Country director Karl Paul said it could be a "monster" storm when Irma hits on Thursday.

"Irma's biggest threat is flooding and mudslides in addition to damage from the hurricane's heavy winds and rain. We're also concerned the anticipated flooding could contaminate the water supplies," he said.

Video and images posted on social media show the strength of the storm as it moves across the Caribbean and towards the Gulf of Mexico.



Virgin boss Richard Branson wrote from his private Necker Island resort that the atmosphere was "eerie but beautiful" as he waited for the storm to hit.

"All of us slept together in two rooms. I haven't had a sleepover quite like it since I was a kid. Strangely, it's a privilege to experience what is turning into possibly the strongest storm ever with such a great group of young people," he wrote.

"We were listening to the parrots in their boxes in the next room chattering away. Watching the tortoises congregating together, as if they sense what is coming our way."

"We are expecting to get the full force of the hurricane in around five hours' time, when we will retreat to a concrete wine cellar under the Great House. Knowing our wonderful team as I do, I suspect there will be little wine left in the cellar when we all emerge."


In Florida residents endured eight-hour waits to stock up on bottled water and many bought supplies to reinforce their homes and businesses.
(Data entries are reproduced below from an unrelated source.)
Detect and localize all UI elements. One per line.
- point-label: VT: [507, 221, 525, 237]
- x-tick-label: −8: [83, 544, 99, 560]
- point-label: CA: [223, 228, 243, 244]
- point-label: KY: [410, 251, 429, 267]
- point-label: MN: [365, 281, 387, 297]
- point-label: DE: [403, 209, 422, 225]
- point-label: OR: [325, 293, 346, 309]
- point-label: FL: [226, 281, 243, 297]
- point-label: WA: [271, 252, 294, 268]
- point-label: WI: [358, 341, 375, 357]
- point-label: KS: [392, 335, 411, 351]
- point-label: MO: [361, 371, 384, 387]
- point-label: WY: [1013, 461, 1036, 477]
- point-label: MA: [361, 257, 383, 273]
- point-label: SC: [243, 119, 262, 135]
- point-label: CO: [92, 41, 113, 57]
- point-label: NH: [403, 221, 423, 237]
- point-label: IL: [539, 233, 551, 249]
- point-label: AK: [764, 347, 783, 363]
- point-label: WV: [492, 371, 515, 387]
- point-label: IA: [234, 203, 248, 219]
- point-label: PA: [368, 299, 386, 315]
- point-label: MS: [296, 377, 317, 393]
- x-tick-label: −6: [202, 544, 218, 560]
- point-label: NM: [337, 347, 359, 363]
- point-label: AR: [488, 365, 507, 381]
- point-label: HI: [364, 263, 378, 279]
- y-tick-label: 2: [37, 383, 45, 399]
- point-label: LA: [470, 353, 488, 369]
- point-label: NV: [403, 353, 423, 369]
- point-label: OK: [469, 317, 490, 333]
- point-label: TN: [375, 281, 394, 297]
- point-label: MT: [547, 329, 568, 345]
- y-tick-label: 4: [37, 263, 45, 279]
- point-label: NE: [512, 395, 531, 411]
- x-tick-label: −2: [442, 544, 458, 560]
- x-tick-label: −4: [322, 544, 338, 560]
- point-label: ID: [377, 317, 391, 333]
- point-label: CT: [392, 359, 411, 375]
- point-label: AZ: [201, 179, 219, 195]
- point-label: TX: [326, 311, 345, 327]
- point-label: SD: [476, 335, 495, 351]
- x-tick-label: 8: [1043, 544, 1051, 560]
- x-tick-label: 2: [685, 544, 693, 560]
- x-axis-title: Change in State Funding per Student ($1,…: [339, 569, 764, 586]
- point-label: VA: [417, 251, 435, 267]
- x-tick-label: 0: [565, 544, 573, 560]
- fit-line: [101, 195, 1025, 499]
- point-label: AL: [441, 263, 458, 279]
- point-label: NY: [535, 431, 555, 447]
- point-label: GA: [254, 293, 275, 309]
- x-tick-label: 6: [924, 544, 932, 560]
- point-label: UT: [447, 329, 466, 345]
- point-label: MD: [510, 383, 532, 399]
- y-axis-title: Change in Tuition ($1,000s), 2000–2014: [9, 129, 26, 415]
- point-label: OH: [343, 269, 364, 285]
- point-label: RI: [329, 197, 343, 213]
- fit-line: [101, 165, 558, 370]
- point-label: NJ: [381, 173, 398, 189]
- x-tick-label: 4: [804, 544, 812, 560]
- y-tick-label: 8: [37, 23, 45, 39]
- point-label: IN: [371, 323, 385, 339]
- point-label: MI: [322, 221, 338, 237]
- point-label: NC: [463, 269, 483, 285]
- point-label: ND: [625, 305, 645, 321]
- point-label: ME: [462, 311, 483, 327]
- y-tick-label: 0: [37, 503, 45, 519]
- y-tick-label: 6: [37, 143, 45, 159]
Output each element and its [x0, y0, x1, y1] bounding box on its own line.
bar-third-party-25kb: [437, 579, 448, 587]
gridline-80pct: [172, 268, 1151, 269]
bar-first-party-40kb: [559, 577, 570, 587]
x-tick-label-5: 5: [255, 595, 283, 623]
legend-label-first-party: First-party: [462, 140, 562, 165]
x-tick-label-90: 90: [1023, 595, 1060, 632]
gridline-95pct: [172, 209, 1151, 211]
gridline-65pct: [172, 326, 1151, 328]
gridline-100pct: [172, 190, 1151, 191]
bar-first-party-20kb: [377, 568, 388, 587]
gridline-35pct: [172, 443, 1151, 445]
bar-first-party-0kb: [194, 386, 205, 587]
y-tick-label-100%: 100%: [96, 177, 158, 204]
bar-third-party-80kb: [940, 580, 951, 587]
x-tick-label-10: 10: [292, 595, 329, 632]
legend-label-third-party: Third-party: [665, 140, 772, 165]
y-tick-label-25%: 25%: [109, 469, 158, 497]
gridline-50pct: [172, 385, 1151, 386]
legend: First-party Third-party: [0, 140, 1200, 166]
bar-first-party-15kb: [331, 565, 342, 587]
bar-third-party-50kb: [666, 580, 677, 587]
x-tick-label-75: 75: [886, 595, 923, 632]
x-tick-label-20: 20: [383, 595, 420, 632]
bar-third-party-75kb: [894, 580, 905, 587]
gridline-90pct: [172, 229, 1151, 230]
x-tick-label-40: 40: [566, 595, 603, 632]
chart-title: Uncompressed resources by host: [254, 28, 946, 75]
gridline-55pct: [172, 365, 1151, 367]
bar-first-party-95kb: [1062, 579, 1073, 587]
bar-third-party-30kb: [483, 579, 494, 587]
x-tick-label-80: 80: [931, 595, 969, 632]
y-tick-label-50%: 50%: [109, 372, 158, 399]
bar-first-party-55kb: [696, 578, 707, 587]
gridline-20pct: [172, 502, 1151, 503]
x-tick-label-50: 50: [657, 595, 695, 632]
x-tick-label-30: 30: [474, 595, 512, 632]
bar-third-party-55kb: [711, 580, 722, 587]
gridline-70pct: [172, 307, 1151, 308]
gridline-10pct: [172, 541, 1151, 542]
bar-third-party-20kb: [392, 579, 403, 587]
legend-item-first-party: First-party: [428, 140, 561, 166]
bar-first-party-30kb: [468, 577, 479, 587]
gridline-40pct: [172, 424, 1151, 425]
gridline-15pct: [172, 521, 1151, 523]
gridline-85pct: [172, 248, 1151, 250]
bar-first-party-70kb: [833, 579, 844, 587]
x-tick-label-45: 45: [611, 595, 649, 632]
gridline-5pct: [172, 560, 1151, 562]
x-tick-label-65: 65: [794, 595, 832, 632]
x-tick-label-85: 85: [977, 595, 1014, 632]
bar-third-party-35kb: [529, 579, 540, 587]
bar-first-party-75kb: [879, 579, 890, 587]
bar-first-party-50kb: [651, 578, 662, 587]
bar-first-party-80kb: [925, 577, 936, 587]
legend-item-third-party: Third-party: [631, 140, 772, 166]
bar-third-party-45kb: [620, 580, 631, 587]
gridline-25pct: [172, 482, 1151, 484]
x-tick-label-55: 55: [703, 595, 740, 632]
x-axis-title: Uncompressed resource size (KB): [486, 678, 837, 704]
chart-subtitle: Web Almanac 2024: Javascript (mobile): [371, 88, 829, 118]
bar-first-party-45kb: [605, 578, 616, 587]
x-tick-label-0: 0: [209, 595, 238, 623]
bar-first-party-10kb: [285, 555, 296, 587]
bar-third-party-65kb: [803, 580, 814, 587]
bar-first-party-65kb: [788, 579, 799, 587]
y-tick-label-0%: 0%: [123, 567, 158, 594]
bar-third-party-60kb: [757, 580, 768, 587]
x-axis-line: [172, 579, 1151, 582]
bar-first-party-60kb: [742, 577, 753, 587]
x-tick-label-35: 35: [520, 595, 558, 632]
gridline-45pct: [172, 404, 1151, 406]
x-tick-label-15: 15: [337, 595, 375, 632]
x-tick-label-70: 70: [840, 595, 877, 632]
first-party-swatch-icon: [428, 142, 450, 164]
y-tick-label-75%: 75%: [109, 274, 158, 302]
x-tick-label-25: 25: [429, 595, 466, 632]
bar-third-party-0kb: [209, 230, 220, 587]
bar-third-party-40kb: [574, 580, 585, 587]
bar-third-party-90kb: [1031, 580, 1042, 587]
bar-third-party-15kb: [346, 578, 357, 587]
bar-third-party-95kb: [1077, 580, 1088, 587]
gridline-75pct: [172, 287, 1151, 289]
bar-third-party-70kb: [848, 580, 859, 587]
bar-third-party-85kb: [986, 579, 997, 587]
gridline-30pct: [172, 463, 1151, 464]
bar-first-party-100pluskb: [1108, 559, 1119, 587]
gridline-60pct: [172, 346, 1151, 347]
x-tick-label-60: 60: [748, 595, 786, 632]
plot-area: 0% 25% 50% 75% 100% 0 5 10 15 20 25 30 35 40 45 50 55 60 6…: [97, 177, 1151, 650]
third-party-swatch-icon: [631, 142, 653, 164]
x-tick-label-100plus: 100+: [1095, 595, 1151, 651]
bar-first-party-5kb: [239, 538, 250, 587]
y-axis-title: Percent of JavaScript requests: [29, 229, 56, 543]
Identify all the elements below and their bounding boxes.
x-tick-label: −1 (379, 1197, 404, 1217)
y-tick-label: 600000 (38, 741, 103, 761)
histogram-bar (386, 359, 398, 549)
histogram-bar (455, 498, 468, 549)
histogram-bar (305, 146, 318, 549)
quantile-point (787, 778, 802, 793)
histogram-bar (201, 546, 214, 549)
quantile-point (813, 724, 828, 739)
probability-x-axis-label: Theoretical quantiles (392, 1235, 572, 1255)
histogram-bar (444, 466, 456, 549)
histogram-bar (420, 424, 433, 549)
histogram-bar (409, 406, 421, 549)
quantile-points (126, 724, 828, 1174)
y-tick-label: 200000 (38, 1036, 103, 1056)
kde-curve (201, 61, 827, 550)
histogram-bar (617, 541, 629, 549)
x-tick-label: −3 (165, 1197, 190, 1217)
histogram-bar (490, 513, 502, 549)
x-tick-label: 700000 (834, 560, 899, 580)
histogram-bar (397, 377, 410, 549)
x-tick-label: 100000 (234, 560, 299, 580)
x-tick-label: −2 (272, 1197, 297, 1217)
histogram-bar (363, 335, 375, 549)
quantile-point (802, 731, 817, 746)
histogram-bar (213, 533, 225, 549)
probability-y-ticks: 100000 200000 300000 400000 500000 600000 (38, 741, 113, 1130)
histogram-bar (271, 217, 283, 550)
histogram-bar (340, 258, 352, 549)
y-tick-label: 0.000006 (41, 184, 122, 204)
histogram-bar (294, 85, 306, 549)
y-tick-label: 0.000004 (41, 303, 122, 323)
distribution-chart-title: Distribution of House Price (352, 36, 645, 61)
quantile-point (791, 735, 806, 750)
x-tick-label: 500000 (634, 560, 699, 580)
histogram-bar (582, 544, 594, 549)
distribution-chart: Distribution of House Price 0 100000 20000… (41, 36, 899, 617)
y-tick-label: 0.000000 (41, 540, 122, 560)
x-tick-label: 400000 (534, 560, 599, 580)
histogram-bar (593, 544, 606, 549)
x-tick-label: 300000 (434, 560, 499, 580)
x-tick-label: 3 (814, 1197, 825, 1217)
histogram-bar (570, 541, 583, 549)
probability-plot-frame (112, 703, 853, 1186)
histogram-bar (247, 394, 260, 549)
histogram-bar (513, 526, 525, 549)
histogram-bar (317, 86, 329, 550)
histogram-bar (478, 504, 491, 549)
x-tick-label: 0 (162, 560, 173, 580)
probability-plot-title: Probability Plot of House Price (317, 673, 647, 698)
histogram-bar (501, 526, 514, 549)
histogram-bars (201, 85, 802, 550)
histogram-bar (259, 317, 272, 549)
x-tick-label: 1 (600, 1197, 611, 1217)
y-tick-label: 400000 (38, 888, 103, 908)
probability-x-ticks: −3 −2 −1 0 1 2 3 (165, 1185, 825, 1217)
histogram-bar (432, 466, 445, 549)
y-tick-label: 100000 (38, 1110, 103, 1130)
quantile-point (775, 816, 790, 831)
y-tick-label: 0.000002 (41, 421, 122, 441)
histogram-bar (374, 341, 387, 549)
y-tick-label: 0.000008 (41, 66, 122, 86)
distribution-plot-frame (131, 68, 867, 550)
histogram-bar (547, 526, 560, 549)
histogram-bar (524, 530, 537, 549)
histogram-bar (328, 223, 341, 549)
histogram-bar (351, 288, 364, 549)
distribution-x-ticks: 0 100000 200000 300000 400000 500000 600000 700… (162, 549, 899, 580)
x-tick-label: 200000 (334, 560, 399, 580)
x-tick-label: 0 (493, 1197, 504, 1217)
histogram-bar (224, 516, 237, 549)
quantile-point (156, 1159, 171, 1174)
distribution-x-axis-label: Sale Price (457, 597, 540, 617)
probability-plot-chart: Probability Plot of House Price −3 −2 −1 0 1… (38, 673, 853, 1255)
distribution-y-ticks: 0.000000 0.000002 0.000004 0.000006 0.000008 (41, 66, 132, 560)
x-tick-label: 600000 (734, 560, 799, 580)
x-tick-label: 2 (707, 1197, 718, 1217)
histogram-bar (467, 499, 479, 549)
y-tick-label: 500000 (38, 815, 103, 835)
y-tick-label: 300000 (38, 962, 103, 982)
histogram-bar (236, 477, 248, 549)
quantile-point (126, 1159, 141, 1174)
Lines at petrol stations were 50 cars long in Fort Lauderdale with workers running out of petrol in some places.

President Trump said his team was watching the Hurricane closely following the destruction from Hurricane Harvey that hit Texas and Louisiana last week.

"No rest for the weary!" he wrote on Twitter as the House of Representatives votes on a US$7.9 billion relief bill for Harvey.

He later said the hurricane "looks like it could be something that will be not good. Believe me, not good."


Heavy rain and 185-mph winds lashed the Caribbean islands. The northern parts of the Dominican Republic and Haiti could see 10 inches of rain. (AP Photo/Dieu Nalio Chery)

Florida Governor Rick Scott urged people to stock up on supplies, register to volunteer and not be complacent during the storm.

The Australian government has warned those travelling to the region to follow local media reports and expect high winds and storm surges. For the latest advice, check the SmartTraveller website.

The strength of the hurricane is partly due to the fact that water in the area was 1.8 degrees warmer than normal, according to Jeff Masters, meteorology director of the private forecasting service Weather Underground.

He said hurricanes need water around 26 degrees to form and that was currently about 80 metres deep.